How do you measure Quality?

Quality is not a process, but a state. In order to achieve that state we need to follow a specific path. But, to follow a path would mean not to follow other paths. Conventionally, it is this rigidity that ensures the attainment of a defined standard of quality. So, in effect, to achieve quality, we must instill among ourselves a sense of purpose greater than that of merely finishing the task at hand to free ourselves for the next; to achieve, not just a state of completion, but, a state of satisfaction.

Having said that, it is interesting to note that a state has very little measure than its achievement! Hence most Quality Metrics aim at measuring our adherence to the defined path (Process). But, do retrospective measures prove effective in ensuring, if not enhancing, quality? Could we actually be looking at the whole problem the wrong way round?

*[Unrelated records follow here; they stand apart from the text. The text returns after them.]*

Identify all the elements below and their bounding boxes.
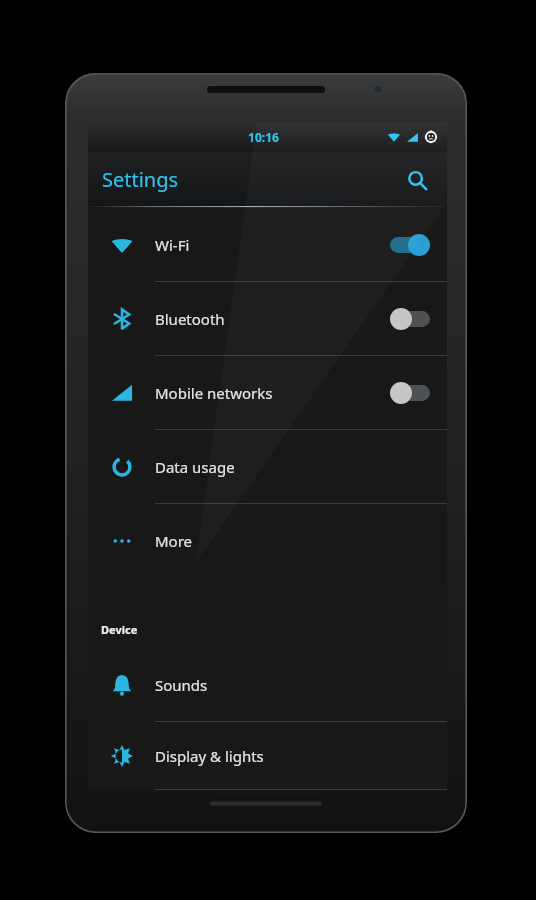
staticText: Settings bbox=[102, 166, 179, 193]
button[interactable]: Sounds bbox=[88, 648, 447, 722]
button[interactable]: Data usage bbox=[88, 430, 447, 504]
staticText: Device bbox=[101, 622, 138, 637]
staticText: Bluetooth bbox=[155, 309, 387, 329]
button[interactable]: Wi-Fi toggle bbox=[387, 228, 433, 262]
button[interactable]: Search bbox=[395, 158, 439, 202]
button[interactable]: Mobile networks bbox=[88, 356, 447, 430]
button[interactable]: Display & lights bbox=[88, 722, 447, 790]
staticText: Wi-Fi bbox=[155, 235, 387, 255]
staticText: Data usage bbox=[155, 457, 433, 477]
staticText: Sounds bbox=[155, 675, 433, 695]
button[interactable]: Bluetooth bbox=[88, 282, 447, 356]
staticText: Mobile networks bbox=[155, 383, 387, 403]
staticText: More bbox=[155, 531, 433, 551]
button[interactable]: Bluetooth toggle bbox=[387, 302, 433, 336]
button[interactable]: Wi-Fi bbox=[88, 208, 447, 282]
button[interactable]: More bbox=[88, 504, 447, 578]
staticText: Display & lights bbox=[155, 746, 433, 766]
staticText: 10:16 bbox=[248, 129, 279, 145]
button[interactable]: Mobile networks toggle bbox=[387, 376, 433, 410]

I believe a direct measure of the reliability of the planning done to ensure the achievement of a desired state would be more effective than a measure of adherence. I do not intend to downplay Tracking, but adherence to a faulty plan would logically lead to an undesired if not faulty result! In short, the quality achieved at the end of an activity can only be reliably determined if the corresponding planning artifacts are reliable. The following example could give you a clearer view of this approach.

Assume a scenario where billing is effected on the basis of estimates (ASSUME!). It would naturally follow that teams would attempt to provide reliable estimates to guarantee steady billing. Such reliable estimates would automatically warrant a well-defined and accurate means of deriving the size of a project; such objective sizing would in turn demand a clearly defined scope; and the stress on effective Scoping would subsequently translate to better Requirement Specifications.

I know what you’re thinking; Teams will end up trying to bloat estimates while the client makes it a point to shrink them to their limit. But I believe that this very conflict could result in the creation of an objective and well-defined estimation model approved by both parties. Also, such an approach would enhance not only the reliability of estimates, but also adherence as any positive variance would go unbilled.